A portion of the profits go to those studios, a portion to charity, and a portion to the Humble Bundle, Inc.; you use adjustable sliders to choose what proportion of your money goes where. All purchases are DRM-free, meaning you can copy them without consequence, and cross-platform, running on Windows, Mac, (usually) Linux and (sometimes) Android devices.
On top of all this, it makes money. Humble Bundle 9, which is currently up for sale, has already sold over 500,000 copies in six days, totaling around $2.3 million in sales. And it still has eight days to go.
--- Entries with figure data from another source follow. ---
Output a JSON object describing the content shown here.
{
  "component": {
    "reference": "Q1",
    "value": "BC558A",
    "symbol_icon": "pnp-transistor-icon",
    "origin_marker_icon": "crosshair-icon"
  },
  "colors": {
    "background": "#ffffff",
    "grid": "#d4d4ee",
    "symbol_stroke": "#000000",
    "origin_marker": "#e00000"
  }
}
Humble Bundle V, released in May 2012, is generally considered to have offered the best deal. It included critically acclaimed indie hits like Bastion, Limbo, Braid and the horror masterpiece Amnesia: the Dark Descent. While not achieving the success of that iteration of the deal, I think that this week’s Bundle 9 comes close. Pay more than the average ($4.61 at the time of writing) and you’ll get three truly excellent games: Mark of the Ninja, FTL: Faster Than Light and Fez. Consider the other three games in the bundle, as well as those not yet added to it, as icing on the cake.
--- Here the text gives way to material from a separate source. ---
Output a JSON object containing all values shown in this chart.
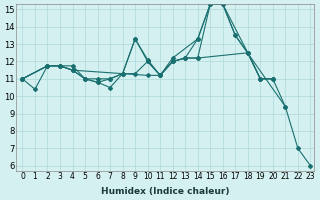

Mark of the Ninja is a two-dimensional stealth side-scroller. You play the titular ninja as he battles against both external foes and growing doubt within himself. Although the story is cliché and the gameplay is somewhat thin in terms of content and variety, Mark of the Ninja is nonetheless a very solid, clean and beautifully-drawn game. It alone justifies a $5 price tag. If you want to know more about this game, check out my review of it last March, in issue 148-18. Now, on to the two titles that really make this Bundle stand out.
On the surface, FTL is a very simple game. You are a lone ship captain tasked with delivering some vital information to an allied fleet across the galaxy. All the while you are pursued by a large rebel fleet and must stay ahead of them while hanging back long enough to gather critical supplies. A full run won’t last longer than an hour or so; FTL relies on the high degree of variety in replays to make a full game.
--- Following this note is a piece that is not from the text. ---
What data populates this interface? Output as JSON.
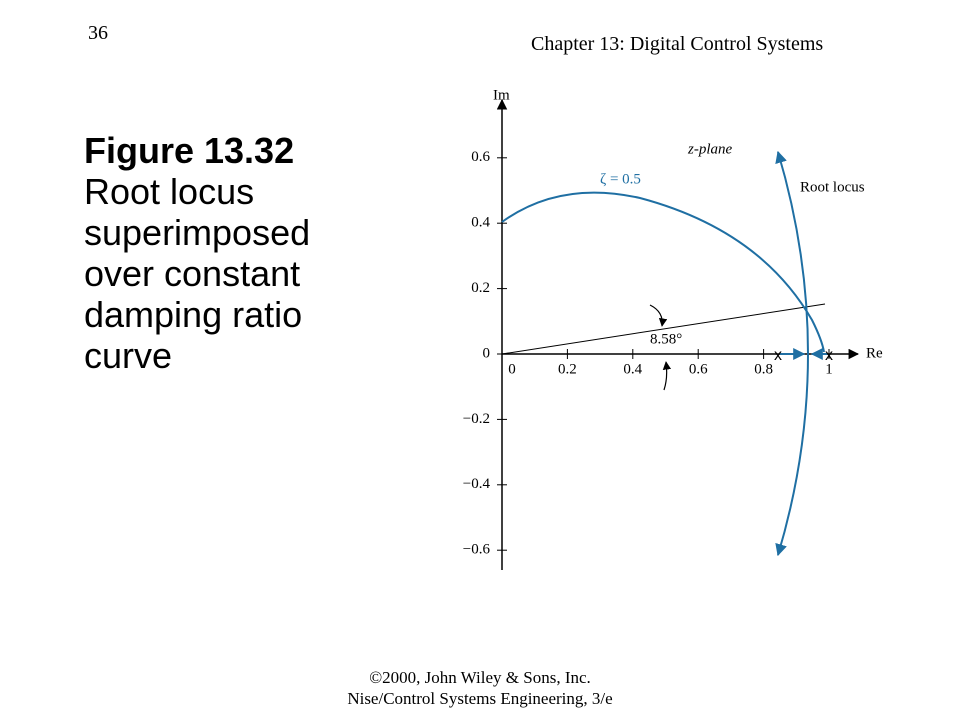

There are two main interfaces. One displays the interior of your ship, with its various rooms and crew members, alongside a similar (albeit fog-shaded) display of whatever other ships you encounter. The other is a sector map, which shows the various routes you can take to get to your destination; but you spend the majority of game time on the first screen, where the bulk of action takes place.
But to call it action would be a misnomer. Combat in FTL constitutes more of a complex puzzle. You have control of all of your ship’s systems and can pause the game at will. How you defeat your foe is your call. You can temporarily divert power from your life support systems to boost your weapons, reactivating them just in time for your crew to breathe. You can invest in an expensive droid control system to harass the enemy, or buy a teleportation deck to send an assault squad to wreak havoc on the interior of the enemy ship. Trying out new tactics and adopting the ones that work for you are is the way to play FTL. Paired with a sleekly minimalistic design and an absorbing soundtrack, FTL’s gameplay will leave you coming back for study breaks over the next few months. If I had to pick one game from Bundle 9 as a true winner though, it would without a doubt be Fez. This game charmed the pants off of me. You play as Gomez, a pixelated little chap living in a two-dimensional world. His world is transformed — quite literally — when a mysterious cube speaking a strange language bestows upon him the titular three-dimensional hat, which ostensibly gives him the power to see his world in an entirely new light. The world is three-dimensional, but you only see two dimensions at a time. Imagine if you could take the first stage of Super Mario Bros and rotate it 90 degrees, and there you have the idea behind Fez.
This central conceit makes for an incredibly entertaining platformer from the start. The environments in the game are varied and interesting. The sounds created from Gomez’s interactions with the world, especially when you solve a difficult puzzle, are extremely gratifying. In a sentence, Fez is a joy to play.
But this only scratches the surface of Fez’s appeal; the first play through is the just the tip of the gameplay iceberg. If you become obsessed with the quest to collect all of the anticubes, Fez’s maddening purple collectible, you’ll soon be sucked into a world of puzzles unprecedented in video gaming. Collecting the cubes nearly superseded my studying for final exams as a goal during the spring of 2013. This is, as some have put it, “the real Fez,” and it is what really makes the game special.
If I didn’t already own the three games mentioned above, I would jump on the opportunity to buy Humble Bundle 9. They easily justify a price of $10, $15, even $25. At full retail, all six games would go for $120. It would be a crime for any lover of games, or even a casual player, to pass up an opportunity to own these for a measly $5.